A For-Profit Housing System Can’t Eliminate Racial Inequality

Keeanga-Yamahtta Taylor’s book Race for Profit reveals a basic truth about homeownership in a for-profit housing system: it can never produce equitable, just outcomes and dignified housing for all.

An abandoned home, location unknown, in 2012. Pixo7000 / Flickr


At least 30 million people haven’t been able to pay rent since the coronavirus pandemic’s start over a year ago. As eviction moratoria across the country end, this public health crisis has forced the federal government to contend with a basic incompatibility between real estate and housing, market-rate rents and social welfare, life and death. Two federal stimulus packages that allocate $46 billion in rent relief still have not made it to struggling tenants and likely won’t before evictions explode across the country.
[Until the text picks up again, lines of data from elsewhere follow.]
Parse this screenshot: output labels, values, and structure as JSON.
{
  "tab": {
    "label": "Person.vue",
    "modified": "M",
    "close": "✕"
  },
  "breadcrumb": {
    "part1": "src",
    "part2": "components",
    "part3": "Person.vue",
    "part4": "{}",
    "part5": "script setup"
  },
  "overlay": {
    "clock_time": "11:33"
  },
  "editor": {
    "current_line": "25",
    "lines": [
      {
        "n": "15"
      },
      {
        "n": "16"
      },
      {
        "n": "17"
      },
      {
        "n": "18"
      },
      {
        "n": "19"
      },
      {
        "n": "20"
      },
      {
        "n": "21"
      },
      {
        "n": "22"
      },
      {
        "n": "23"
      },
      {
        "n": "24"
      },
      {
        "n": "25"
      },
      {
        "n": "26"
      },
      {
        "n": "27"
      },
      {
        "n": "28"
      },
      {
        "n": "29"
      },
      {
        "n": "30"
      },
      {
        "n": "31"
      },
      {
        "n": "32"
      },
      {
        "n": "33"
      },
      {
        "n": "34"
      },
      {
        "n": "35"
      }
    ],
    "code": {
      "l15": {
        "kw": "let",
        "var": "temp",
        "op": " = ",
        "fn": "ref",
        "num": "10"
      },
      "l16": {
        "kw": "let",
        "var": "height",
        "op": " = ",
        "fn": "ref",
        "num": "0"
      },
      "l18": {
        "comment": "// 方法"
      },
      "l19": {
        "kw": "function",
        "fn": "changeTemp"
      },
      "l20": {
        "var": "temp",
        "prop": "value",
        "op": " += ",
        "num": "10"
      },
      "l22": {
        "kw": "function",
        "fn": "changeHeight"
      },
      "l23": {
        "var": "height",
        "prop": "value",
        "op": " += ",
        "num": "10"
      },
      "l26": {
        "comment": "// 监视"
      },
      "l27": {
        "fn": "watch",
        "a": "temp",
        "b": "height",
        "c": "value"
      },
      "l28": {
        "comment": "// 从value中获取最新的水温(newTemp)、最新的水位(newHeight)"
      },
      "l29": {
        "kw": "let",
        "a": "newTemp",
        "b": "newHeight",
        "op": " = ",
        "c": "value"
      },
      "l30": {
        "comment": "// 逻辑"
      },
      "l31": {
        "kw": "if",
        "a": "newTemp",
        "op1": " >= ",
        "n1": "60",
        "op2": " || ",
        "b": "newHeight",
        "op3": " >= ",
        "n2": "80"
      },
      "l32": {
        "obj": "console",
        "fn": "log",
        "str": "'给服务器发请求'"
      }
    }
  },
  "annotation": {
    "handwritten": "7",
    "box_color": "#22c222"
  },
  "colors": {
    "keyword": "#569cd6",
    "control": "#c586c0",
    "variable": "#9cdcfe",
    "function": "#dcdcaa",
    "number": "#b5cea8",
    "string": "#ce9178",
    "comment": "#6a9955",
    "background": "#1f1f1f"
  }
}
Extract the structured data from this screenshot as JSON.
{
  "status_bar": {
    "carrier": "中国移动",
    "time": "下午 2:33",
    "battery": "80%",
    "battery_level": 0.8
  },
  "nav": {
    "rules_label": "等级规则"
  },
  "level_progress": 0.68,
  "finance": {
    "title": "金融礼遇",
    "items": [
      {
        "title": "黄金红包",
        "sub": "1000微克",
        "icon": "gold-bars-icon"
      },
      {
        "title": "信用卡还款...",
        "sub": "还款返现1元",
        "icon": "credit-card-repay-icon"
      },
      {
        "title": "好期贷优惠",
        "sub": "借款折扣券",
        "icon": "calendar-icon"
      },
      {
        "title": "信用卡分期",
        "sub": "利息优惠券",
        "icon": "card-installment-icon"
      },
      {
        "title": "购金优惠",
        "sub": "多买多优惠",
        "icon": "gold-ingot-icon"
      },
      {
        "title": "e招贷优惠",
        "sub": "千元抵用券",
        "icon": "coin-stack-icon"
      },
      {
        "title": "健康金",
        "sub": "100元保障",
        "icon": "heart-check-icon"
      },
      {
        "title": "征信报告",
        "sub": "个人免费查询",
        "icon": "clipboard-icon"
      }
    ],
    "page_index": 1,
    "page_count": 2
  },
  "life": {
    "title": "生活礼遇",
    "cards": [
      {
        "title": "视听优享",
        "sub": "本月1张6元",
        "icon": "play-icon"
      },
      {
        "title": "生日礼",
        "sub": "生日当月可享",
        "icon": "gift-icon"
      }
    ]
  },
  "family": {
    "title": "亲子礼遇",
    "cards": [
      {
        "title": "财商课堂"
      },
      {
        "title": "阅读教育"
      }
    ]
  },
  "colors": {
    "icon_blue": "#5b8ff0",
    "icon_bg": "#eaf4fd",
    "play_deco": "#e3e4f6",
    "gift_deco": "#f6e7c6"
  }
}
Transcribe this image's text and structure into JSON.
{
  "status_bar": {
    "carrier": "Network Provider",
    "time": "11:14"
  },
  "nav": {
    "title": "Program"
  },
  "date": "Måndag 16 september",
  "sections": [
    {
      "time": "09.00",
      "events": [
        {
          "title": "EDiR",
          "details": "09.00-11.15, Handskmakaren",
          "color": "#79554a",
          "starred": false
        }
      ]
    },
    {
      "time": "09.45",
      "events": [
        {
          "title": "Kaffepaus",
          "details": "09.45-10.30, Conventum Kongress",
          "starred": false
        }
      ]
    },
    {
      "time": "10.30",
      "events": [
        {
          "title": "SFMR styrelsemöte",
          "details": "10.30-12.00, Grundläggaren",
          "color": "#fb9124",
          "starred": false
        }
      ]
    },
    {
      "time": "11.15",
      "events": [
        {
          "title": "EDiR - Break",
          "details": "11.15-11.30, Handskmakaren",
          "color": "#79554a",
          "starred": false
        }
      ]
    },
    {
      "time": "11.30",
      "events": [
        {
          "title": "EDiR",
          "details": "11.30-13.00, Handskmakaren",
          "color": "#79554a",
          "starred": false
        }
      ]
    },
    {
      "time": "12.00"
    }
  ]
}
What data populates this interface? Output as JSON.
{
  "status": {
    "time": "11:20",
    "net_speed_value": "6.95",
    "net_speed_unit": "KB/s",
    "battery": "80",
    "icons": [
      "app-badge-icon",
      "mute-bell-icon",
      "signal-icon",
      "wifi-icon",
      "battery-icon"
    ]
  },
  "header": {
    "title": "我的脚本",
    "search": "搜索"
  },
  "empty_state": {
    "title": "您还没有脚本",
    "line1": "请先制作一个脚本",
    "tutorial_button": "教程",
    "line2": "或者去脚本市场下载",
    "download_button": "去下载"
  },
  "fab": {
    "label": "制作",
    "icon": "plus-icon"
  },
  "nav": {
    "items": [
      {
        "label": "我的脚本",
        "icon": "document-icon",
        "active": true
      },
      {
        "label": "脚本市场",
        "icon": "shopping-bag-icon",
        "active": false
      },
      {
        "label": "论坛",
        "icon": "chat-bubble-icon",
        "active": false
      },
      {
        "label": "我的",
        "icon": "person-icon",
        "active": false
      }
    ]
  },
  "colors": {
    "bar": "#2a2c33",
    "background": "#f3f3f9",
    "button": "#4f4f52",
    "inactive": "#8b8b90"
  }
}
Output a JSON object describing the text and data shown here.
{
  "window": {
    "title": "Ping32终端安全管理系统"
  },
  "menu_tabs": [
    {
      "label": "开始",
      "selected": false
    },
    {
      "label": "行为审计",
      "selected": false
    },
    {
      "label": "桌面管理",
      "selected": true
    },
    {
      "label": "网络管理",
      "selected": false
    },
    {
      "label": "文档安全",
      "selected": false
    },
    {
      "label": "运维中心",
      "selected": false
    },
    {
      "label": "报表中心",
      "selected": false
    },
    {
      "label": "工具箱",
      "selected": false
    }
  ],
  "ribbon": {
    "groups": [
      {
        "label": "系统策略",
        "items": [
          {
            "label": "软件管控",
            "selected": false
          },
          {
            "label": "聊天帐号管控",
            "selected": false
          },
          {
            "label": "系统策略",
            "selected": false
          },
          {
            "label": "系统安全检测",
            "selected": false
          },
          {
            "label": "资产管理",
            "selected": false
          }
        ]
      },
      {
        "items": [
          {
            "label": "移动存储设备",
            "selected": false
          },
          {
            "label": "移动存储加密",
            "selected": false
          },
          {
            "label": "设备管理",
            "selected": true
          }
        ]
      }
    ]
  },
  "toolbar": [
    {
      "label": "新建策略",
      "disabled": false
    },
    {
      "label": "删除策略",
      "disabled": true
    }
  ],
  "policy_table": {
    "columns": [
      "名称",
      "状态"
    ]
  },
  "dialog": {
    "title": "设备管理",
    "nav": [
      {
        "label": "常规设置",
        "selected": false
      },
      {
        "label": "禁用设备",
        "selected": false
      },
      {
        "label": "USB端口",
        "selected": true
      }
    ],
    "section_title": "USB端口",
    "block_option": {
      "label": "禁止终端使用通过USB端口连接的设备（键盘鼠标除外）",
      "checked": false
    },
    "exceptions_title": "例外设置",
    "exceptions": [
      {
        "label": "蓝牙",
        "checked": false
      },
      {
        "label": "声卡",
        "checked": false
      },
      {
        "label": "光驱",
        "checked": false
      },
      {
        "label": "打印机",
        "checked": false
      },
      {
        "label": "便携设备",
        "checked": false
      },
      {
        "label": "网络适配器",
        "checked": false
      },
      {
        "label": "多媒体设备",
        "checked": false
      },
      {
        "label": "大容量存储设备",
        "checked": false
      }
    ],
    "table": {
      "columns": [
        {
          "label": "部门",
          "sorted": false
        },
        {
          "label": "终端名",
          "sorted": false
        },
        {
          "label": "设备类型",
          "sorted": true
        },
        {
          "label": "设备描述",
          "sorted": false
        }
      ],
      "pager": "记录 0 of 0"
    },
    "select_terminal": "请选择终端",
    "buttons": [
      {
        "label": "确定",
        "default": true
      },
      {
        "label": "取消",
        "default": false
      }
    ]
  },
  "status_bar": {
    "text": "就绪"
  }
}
In 2018, over 19,000 families were evicted in New York City, with a rate of one eviction per every seventy-nine units in the Bronx, the city’s poorest borough. According to the Urban Displacement Project, eviction rates are around 300 percent higher for black renters than for white renters. And for tenants struggling to keep up with rising rents, even rent relief can’t fully address the scale of this crisis in a housing system that values protecting property more than it does housing people.

Keeanga-Yamahtta Taylor’s Race for Profit: How Banks and the Real Estate Industry Undermined Black Homeownership, a 2020 Pulitzer Prize nominee released last month in paperback, details the relationship between the American federal government and the real estate market from the early 1960s to the mid-1970s. Taylor argues that homeownership, enforced by a public-private partnership between the state and real estate, has allowed banks and real estate to extract from poor and working-class black people while preventing the maintenance and expansion of dignified public housing options.